“On its surface, AQF, 2016–2018 (CS) channels the emotions of the Anthropocene. I confront my participation in this horrific forcing. There are two recurring sonic motifs throughout the album: (1) the Siren/Scream and (2) the phrase, “Smile at the Past when I see it”, first said by Caleb Giles on Smile #1. I became obsessed with its implications and lack thereof.”
Slauson Malone is the alias of recording artist Jasper Marsalis, and I suspect that his “real name” may be an alias too given the last name comes from a famous jazz family. Trying to unravel whether or not either one is real is unimportant to this review. I’ll ruminate on that more later and you may feel free to do so as well. Instead we’re here to talk about “A Quiet Farwell, 2016-2018 (Crater Speak).” Here’s how I can best describe this experience — what if Earl Sweatshirt was even more introverted and introspective than he already is? What if you not only didn’t like shit and never went outside, you were more agoraphobic than Ambrose Monk? You’d be Mr. Malone.
This album needs an entire textbook to understand what’s going on. In fact the song titles reference pages in it that we can’t see or read ourselves. Most of the time you’re left making educated guesses about the meaning at best or taking completely blind stabs in the dark at worst. Once in a while a song stumbles across a reference you can understand just from prior rap experience. “THE MESSAGE 1 (see page 39)” instantly reminded me of RZA’s “You Can’t Stop Me Now,” but that’s only because both are recreating vocals from The Whatnauts’ “Message From a Black Man.”

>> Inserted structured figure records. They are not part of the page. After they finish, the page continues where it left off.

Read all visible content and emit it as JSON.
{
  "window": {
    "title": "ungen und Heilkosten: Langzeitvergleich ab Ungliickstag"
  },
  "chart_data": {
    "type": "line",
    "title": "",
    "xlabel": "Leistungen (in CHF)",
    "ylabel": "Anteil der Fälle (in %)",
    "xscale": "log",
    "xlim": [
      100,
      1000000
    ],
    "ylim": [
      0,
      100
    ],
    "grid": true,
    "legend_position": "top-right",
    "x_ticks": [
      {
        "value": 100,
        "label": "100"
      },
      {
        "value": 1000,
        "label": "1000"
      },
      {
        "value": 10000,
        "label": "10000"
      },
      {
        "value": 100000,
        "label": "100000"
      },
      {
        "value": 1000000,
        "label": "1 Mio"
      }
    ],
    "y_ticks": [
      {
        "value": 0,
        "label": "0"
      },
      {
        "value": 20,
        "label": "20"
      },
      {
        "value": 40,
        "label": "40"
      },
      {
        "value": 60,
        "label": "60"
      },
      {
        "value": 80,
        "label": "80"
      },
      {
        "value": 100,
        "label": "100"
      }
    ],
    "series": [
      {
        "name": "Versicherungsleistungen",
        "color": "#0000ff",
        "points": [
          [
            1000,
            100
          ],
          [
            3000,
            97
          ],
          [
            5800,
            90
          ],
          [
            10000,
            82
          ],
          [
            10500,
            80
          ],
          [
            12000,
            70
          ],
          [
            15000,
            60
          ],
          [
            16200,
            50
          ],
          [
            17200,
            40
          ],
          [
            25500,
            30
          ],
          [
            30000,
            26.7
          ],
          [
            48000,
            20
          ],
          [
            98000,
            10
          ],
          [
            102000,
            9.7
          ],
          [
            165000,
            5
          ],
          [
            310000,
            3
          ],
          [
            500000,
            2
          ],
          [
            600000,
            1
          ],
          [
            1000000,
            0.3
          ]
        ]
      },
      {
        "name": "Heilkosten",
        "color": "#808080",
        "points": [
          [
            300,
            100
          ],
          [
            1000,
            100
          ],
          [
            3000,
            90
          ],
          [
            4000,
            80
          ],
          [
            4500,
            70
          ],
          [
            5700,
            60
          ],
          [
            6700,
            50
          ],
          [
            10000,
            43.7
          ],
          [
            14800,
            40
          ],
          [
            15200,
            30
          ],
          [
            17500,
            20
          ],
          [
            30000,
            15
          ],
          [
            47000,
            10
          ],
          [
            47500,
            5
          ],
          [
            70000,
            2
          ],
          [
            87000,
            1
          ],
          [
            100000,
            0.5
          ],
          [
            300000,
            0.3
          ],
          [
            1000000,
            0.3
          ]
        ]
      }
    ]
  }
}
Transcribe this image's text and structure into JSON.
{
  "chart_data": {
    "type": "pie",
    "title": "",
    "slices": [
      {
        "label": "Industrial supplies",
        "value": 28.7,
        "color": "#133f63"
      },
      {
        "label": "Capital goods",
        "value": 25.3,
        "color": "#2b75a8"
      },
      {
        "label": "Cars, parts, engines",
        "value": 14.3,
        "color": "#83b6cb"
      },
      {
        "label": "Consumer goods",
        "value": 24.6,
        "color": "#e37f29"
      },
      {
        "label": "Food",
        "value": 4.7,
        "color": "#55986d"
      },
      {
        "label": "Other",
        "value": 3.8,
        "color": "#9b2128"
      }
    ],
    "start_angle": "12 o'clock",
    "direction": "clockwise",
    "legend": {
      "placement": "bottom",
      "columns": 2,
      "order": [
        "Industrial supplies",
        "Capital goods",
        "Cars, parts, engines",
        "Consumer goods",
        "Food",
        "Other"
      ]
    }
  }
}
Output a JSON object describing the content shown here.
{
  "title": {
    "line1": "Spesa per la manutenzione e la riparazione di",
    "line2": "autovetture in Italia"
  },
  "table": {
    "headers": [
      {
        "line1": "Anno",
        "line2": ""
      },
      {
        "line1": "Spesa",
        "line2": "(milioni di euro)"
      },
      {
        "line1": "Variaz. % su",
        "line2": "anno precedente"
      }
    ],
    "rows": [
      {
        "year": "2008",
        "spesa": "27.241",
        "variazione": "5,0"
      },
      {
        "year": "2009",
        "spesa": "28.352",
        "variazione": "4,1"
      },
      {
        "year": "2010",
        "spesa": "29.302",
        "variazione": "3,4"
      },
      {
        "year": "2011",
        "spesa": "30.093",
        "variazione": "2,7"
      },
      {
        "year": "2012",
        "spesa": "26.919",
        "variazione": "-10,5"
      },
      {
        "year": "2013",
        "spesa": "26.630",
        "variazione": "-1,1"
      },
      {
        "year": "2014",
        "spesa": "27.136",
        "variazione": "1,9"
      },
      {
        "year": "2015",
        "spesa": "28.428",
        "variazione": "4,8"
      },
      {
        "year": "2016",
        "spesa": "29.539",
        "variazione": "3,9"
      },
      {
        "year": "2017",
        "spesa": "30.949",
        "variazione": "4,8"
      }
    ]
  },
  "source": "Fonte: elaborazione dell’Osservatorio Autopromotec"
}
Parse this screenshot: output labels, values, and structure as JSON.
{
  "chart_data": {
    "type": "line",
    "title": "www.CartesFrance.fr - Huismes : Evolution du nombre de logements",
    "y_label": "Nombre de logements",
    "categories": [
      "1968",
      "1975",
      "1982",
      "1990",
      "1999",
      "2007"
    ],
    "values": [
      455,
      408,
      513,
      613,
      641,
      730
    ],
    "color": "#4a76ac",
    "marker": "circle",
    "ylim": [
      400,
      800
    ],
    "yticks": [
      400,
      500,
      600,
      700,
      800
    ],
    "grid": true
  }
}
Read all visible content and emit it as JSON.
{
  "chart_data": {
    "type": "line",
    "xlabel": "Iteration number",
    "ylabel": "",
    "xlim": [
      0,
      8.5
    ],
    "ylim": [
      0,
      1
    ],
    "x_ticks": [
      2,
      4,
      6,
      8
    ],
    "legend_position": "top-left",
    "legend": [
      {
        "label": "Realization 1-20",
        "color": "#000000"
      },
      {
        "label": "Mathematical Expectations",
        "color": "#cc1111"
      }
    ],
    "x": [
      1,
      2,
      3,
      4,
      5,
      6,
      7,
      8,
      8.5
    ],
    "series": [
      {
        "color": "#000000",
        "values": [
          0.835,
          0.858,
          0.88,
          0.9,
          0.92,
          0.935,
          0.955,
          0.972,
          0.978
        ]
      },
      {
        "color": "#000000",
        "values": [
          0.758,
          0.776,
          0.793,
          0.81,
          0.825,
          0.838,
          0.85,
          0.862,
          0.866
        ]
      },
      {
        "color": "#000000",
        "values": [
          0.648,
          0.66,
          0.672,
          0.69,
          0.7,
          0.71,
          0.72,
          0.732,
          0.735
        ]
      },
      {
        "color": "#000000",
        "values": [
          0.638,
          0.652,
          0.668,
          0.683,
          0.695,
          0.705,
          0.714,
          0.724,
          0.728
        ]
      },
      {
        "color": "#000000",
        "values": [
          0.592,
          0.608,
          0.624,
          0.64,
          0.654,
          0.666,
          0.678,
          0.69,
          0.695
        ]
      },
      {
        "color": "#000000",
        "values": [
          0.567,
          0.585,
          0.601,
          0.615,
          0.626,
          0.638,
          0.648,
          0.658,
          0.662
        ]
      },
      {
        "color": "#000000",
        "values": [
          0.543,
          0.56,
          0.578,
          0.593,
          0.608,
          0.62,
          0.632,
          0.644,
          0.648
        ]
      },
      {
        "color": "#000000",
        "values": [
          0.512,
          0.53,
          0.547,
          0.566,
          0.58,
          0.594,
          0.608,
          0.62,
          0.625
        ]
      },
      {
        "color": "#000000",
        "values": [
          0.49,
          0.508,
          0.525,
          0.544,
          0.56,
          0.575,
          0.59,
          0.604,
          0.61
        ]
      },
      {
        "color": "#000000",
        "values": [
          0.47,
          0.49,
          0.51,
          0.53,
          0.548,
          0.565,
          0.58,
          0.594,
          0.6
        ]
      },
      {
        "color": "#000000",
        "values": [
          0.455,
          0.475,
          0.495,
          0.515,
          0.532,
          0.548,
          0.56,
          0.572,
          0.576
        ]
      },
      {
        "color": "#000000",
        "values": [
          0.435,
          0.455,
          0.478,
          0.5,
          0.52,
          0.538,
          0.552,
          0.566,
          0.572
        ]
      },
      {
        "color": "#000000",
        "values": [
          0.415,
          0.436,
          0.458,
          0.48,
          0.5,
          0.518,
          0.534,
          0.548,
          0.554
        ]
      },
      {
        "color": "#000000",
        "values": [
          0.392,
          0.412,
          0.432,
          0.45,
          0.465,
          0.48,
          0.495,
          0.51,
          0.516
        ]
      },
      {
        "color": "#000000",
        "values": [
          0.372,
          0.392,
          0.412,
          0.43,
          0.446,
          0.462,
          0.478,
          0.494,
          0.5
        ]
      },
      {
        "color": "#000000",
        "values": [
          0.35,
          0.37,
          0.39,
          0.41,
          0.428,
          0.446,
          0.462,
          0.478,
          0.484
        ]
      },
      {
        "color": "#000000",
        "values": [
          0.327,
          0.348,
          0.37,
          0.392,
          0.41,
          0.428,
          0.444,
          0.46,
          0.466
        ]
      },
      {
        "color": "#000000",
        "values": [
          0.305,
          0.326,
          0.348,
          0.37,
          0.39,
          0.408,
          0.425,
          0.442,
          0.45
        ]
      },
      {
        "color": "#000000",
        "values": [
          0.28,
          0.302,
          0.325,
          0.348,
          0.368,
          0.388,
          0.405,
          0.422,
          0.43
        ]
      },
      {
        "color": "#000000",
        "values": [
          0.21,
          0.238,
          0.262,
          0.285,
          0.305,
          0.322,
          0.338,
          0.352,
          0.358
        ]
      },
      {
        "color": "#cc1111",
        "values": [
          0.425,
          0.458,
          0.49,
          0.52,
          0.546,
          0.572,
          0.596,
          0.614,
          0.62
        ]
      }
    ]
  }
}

From what I can glean on the closest thing to a reference text we’ve got, Slauson Malone was going through some incredibly traumatic shit between 2016-18 before he released this album. I imagine someone very important to him died — a partner, a parent, a lifelong friend — and possibly in some senselessly needless way (that’s that stabbing in the dark again). There were a whole lot of emotions that were bottled up and needed to be released, and the result is songs that are purposefully constructed with an audience of one in mind. Only Malone understands what he’s trying to convey with “My feet’s hurt “I was a fugitive but then I realized there was nowhere I could run to” (see…” The trailing ellipses and lack of parenthesis are not a mistake, just like title reading “Farwell” and not “Farewell” isn’t a mistake. Malone knows exactly what he’s doing — even if he’s the only one who does.
“The Past is not an observable place, but creeps in the ruins of our mind’s eyes. I feel myself rubbing up against the fabric of our collective history. Things become nonsense, proxies reveal themselves, and the shape of Truth becomes flatter.”
With such heady prose explaining the album or at least attempting to, Slauson/Jasper might be better off writing science fiction as opposed to recording rap albums. This is the point at which I give Malone the credit he deserves for this release. While some people aim to make art that can’t be understood, I don’t sense “A Quiet Farwell, 2016-2018 (Crater Speak)” is intentionally obfuscating Malone’s truth. The song titles may read like a time traveler’s diary, progressing in a linear rather than chronological order, but one gets a sense of purposefulness in the journey. This is not a conceptual rap album being fed into AI and spitting out a word salad that eventually loops back on itself. Malone is building a fourth dimensional rocketship and asking us to come along without knowing where we’ll go.
The only downside of this project is that Slauson Malone has hidden his true intentions to the point it’s hard to relate to the presentation. It’s a fascinating trip, it’s alternative in a way people who call themselves “alternative” can’t even be, but that just leaves you scratching your noggin a lot of the time. Lupe Fiasco made the song “Dumb It Down” to make a point about rappers not being fearless about speaking their truth. He was right then and Slauson Malone would agree now. I don’t mind that he’s going over the heads of the audience, but it would be more enjoyable with the context that we lack. If his emotions could reach through the songs and grab me none of this would matter, but half of the time he’s not speaking and the other half the songs stop just when they got started. If the score was “bold artistic choices” he’d get a 10 out of 10… but that’s not what we do.